Run /cq:status again:
cq Knowledge Store
Tier Counts
local: 1
Domains
api: 1 | error-handling: 1 | github: 1 | graphql: 1
Recent Local Additions
- ku_121710dc2bbf41949b4df2a78c7e3b7a: "GitHub's GraphQL API always returns HTTP 200,
even for errors — check the errors field in the response body, not just the status code." (today)
Confidence Distribution
■ 0.5-0.7: 1 unit
Domain tags are inferred by the agent from the knowledge unit content and must be supplied when calling propose.
Confidence starts at 0.5 and increases as other agents confirm the knowledge.
You typically do not propose knowledge units manually. cq works through two agent workflows:
When your agent starts a task or encounters an error, the cq skill directs the agent to query the knowledge store before the agent retries.
If another agent has already solved this problem, your agent gets the relevant guidance immediately, instead of debugging from scratch.
If your agent discovers something that would save another agent time, for example:
- Undocumented API behavior
- Non-obvious workaround for a known issue
- Solution to an error that required multiple failed attempts to resolve
Then it will propose that learning as a knowledge unit.
/cq:reflect is a catch-all for the end of a session, useful if you suspect the agent missed proposing something in-flow.
It scans the session for learnings worth sharing (debugging breakthroughs, undocumented API behavior, workarounds), presents
them for approval, and queries the store before submitting each one to avoid duplicates.
The five MCP tools underneath:
| Tool | What it does |
|---|---|
query |
Search the knowledge store before acting |
propose |
Submit a new knowledge unit |
confirm |
Endorse an existing KU that proved correct |
flag |
Mark a KU as wrong or stale |
status |
Show store statistics |
With no remote configured, knowledge stays local on the machine running the plugin. If you want your KUs available across multiple machines, to read from a shared knowledge pool, or to run a shared store for a team, you have two options.

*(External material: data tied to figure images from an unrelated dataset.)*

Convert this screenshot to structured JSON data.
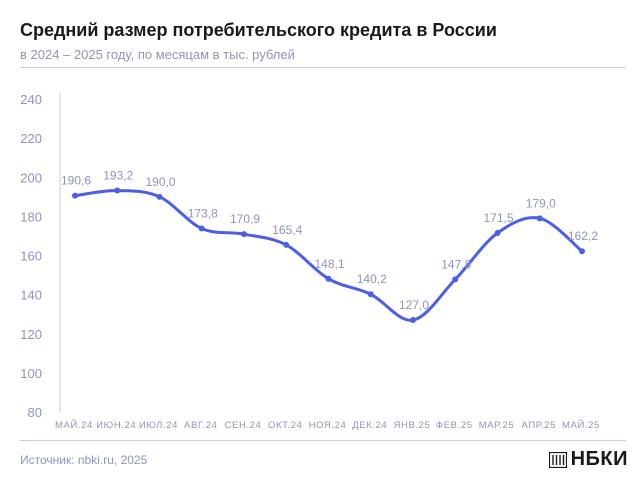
{
  "header": {
    "title": "Средний размер потребительского кредита в России",
    "subtitle": "в 2024 – 2025 году, по месяцам в тыс. рублей"
  },
  "footer": {
    "source": "Источник: nbki.ru, 2025",
    "logo_text": "НБКИ"
  },
  "colors": {
    "line": "#4a5ee8",
    "axis_text": "#8f93bd",
    "rule": "#c9cbe3"
  },
  "chart_data": {
    "type": "line",
    "title": "Средний размер потребительского кредита в России",
    "subtitle": "в 2024 – 2025 году, по месяцам в тыс. рублей",
    "categories": [
      "МАЙ.24",
      "ИЮН.24",
      "ИЮЛ.24",
      "АВГ.24",
      "СЕН.24",
      "ОКТ.24",
      "НОЯ.24",
      "ДЕК.24",
      "ЯНВ.25",
      "ФЕВ.25",
      "МАР.25",
      "АПР.25",
      "МАЙ.25"
    ],
    "series": [
      {
        "values": [
          190.6,
          193.2,
          190.0,
          173.8,
          170.9,
          165.4,
          148.1,
          140.2,
          127.0,
          147.8,
          171.5,
          179.0,
          162.2
        ],
        "labels": [
          "190,6",
          "193,2",
          "190,0",
          "173,8",
          "170,9",
          "165,4",
          "148,1",
          "140,2",
          "127,0",
          "147,8",
          "171,5",
          "179,0",
          "162,2"
        ]
      }
    ],
    "yticks": [
      80,
      100,
      120,
      140,
      160,
      180,
      200,
      220,
      240
    ],
    "ylim": [
      80,
      240
    ],
    "grid": false,
    "smooth": true
  }
}
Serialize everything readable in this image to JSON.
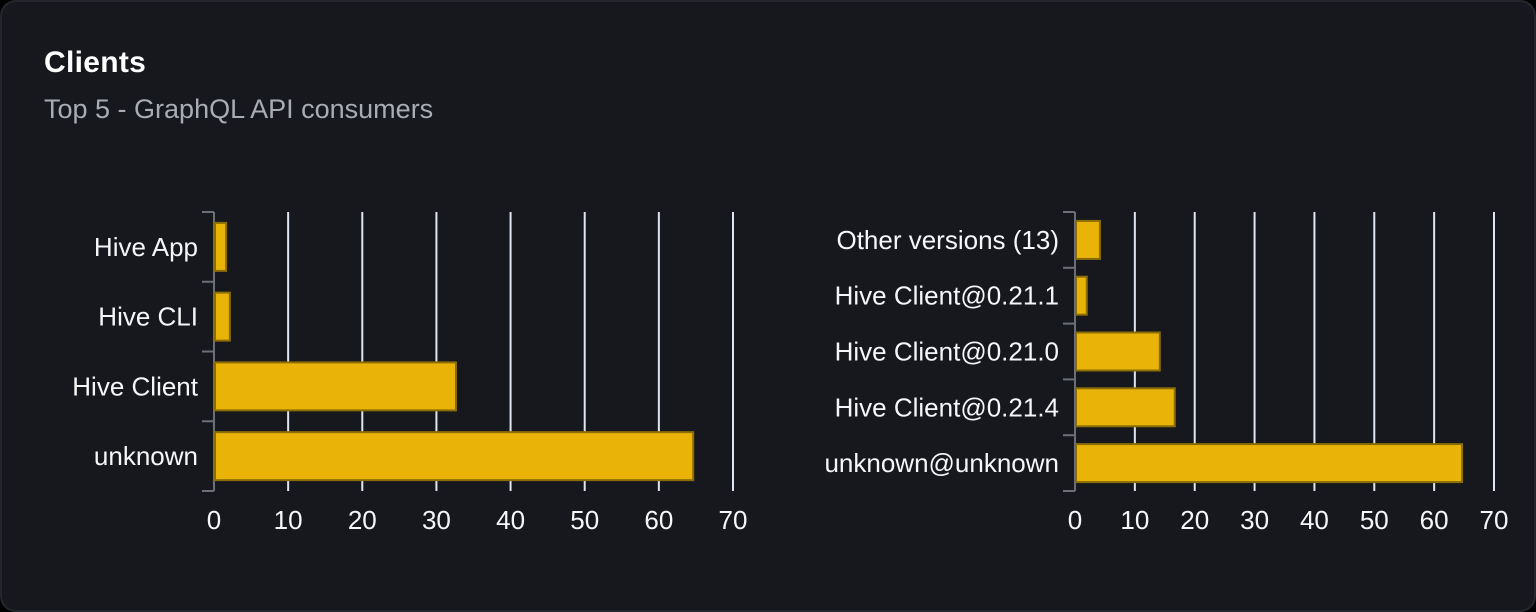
{
  "card": {
    "title": "Clients",
    "subtitle": "Top 5 - GraphQL API consumers"
  },
  "colors": {
    "page_bg": "#000000",
    "card_bg": "#16181d",
    "card_border": "#23262d",
    "title": "#ffffff",
    "subtitle": "#a8adb5",
    "axis_label": "#f5f6f7",
    "axis_line": "#6b6f78",
    "grid_line": "#e0e6f1",
    "bar": "#eab308",
    "bar_border": "#8a6d06"
  },
  "chart_data": [
    {
      "type": "bar",
      "orientation": "horizontal",
      "categories": [
        "Hive App",
        "Hive CLI",
        "Hive Client",
        "unknown"
      ],
      "values": [
        1.5,
        2,
        32.5,
        64.5
      ],
      "xlim": [
        0,
        70
      ],
      "xticks": [
        0,
        10,
        20,
        30,
        40,
        50,
        60,
        70
      ],
      "grid": true,
      "legend": false
    },
    {
      "type": "bar",
      "orientation": "horizontal",
      "categories": [
        "Other versions (13)",
        "Hive Client@0.21.1",
        "Hive Client@0.21.0",
        "Hive Client@0.21.4",
        "unknown@unknown"
      ],
      "values": [
        4,
        1.8,
        14,
        16.5,
        64.5
      ],
      "xlim": [
        0,
        70
      ],
      "xticks": [
        0,
        10,
        20,
        30,
        40,
        50,
        60,
        70
      ],
      "grid": true,
      "legend": false
    }
  ]
}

Mozilla.ai runs a hosted cq service at cq.exchange. Sign in with GitHub or Google, and you get:
- A private namespace: your KUs stored centrally, accessible from any machine via a time-limited API key.
- Read access to the Global Commons: a shared public pool of KUs, currently seeded by Mozilla.ai.

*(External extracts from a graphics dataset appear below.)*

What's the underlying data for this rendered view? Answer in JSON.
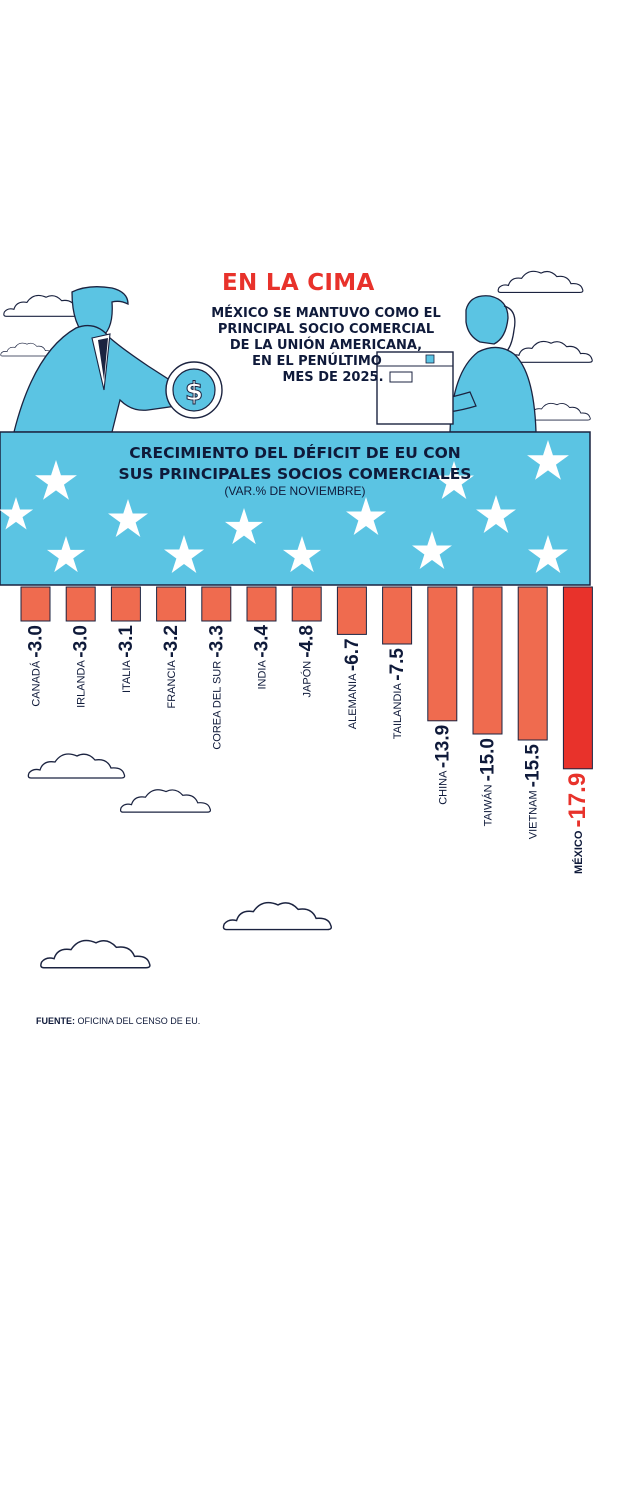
{
  "header": {
    "title": "EN LA CIMA",
    "subtitle_lines": [
      "MÉXICO SE MANTUVO COMO EL",
      "PRINCIPAL SOCIO COMERCIAL",
      "DE LA UNIÓN AMERICANA,",
      "EN EL PENÚLTIMO",
      "MES DE 2025."
    ]
  },
  "chart_data": {
    "type": "bar",
    "title_lines": [
      "CRECIMIENTO DEL DÉFICIT DE EU CON",
      "SUS PRINCIPALES SOCIOS COMERCIALES"
    ],
    "subtitle": "(VAR.% DE NOVIEMBRE)",
    "categories": [
      "CANADÁ",
      "IRLANDA",
      "ITALIA",
      "FRANCIA",
      "COREA DEL SUR",
      "INDIA",
      "JAPÓN",
      "ALEMANIA",
      "TAILANDIA",
      "CHINA",
      "TAIWÁN",
      "VIETNAM",
      "MÉXICO"
    ],
    "values": [
      -3.0,
      -3.0,
      -3.1,
      -3.2,
      -3.3,
      -3.4,
      -4.8,
      -6.7,
      -7.5,
      -13.9,
      -15.0,
      -15.5,
      -17.9
    ],
    "value_labels": [
      "-3.0",
      "-3.0",
      "-3.1",
      "-3.2",
      "-3.3",
      "-3.4",
      "-4.8",
      "-6.7",
      "-7.5",
      "-13.9",
      "-15.0",
      "-15.5",
      "-17.9"
    ],
    "highlight_category": "MÉXICO",
    "colors": {
      "bar": "#ef6b4f",
      "highlight": "#e8322b",
      "bar_outline": "#1b2340",
      "banner": "#5bc4e3",
      "title": "#0f1a3a",
      "header_title": "#e8322b"
    }
  },
  "source": {
    "label": "FUENTE:",
    "text": "OFICINA DEL CENSO DE EU."
  },
  "illustration": {
    "left_figure": "man-handing-coin-icon",
    "coin": "dollar-coin-icon",
    "right_figure": "woman-holding-box-icon",
    "box": "package-box-icon",
    "clouds": "cloud-icon",
    "stars": "star-icon"
  }
}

Community-nominated KUs and org namespaces for teams are on the roadmap; see the launch announcement for more.
Deploy the server component yourself: on a VM, in a container in your cloud, on Kubernetes, or anywhere else you can run the published image (ghcr.io/mozilla-ai/cq/server or mzdotai/cq-server). You control auth, tenancy, and access, so you can run a shared store for a team or organization.
For a quick local setup using docker compose:
make compose-up
make seed-users USER=demo PASS=demo123Whichever option you use, set these environment variables for your AI coding assistant:
| Variable | Description |
|---|---|
CQ_ADDR |
Remote API URL. Use https://cq.exchange for the hosted service, or your server's URL if self-hosting. |
CQ_API_KEY |
API key for authenticated write operations (propose, confirm, flag); optional for read-only use (query, stats). Generated in the server's UI dashboard. |
Knowledge proposed locally will be automatically drained to the remote store when the plugin starts, and available to agents once graduated via human review.

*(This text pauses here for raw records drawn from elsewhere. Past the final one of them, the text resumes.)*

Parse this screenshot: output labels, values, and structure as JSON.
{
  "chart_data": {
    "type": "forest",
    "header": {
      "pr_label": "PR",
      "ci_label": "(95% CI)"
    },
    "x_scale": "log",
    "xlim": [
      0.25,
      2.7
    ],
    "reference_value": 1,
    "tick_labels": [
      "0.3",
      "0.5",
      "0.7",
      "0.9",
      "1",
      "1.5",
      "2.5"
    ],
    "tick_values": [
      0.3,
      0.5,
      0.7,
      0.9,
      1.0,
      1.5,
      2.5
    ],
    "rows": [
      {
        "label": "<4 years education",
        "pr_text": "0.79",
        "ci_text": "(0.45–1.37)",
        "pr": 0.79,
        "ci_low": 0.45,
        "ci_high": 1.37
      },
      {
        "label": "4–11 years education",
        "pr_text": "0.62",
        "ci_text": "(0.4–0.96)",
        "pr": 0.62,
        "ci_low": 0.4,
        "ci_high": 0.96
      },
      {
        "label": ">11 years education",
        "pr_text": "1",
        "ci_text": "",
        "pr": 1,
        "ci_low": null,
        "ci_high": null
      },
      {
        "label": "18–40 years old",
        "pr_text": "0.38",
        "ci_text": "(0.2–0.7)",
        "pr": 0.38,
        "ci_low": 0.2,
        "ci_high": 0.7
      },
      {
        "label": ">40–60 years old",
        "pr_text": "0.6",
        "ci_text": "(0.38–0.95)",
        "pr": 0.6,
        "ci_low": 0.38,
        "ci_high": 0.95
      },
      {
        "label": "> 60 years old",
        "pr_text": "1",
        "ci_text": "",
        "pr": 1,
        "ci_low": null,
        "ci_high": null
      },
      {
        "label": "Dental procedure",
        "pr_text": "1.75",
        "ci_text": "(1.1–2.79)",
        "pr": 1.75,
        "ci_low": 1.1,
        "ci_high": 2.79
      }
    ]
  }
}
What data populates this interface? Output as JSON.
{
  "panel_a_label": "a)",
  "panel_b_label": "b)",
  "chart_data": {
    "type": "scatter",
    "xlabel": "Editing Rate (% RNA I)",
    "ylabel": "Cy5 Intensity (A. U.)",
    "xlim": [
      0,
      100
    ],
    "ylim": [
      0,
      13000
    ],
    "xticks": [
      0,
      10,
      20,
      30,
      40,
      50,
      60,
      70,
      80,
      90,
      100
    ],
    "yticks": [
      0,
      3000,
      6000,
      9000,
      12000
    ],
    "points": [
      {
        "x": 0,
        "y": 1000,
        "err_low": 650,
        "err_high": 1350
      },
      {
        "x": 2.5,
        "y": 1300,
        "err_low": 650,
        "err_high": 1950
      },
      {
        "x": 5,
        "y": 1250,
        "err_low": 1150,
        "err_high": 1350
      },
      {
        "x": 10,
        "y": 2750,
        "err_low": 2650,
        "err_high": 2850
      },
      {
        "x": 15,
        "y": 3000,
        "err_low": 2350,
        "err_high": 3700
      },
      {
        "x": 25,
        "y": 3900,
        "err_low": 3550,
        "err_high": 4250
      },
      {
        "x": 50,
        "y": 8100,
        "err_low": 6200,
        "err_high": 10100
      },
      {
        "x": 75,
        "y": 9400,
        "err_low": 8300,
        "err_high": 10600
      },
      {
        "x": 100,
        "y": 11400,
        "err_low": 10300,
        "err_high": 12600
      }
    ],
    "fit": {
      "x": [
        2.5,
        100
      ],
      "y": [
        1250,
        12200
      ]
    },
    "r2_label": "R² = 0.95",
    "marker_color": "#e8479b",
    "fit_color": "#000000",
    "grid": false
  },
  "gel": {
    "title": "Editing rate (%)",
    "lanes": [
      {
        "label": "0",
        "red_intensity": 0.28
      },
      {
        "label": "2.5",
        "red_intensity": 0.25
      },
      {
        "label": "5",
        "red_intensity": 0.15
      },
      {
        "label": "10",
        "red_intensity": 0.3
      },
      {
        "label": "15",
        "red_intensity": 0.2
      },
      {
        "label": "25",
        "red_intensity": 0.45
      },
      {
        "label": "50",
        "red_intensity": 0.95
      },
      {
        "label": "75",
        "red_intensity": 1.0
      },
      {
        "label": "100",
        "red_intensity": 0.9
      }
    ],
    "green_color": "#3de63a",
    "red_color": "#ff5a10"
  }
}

How the pieces fit together
cq runs across three runtime boundaries:- Agent process — the plugin loads
SKILL.md, which guides when and how the agent uses cq tools. - Local MCP server — spawned via stdio, runs the Go based CLI (
mcp-go), exposes the five tools above, owns the local SQLite store which defaults to~/.local/share/cq/local.db. - Remote API (optional) — runs in a Docker container as a separate FastAPI service. In production this would be hosted with auth, tenancy, and RBAC. See docs/architecture.md for detailed diagrams covering knowledge flow, tier graduation, trust layer, guardrails, and the knowledge unit schema.
See CONTRIBUTING.md for project contribution guidelines, DEVELOPMENT.md for project structure, setup, and building from source; SECURITY.md for the security policy and vulnerability reporting guidance.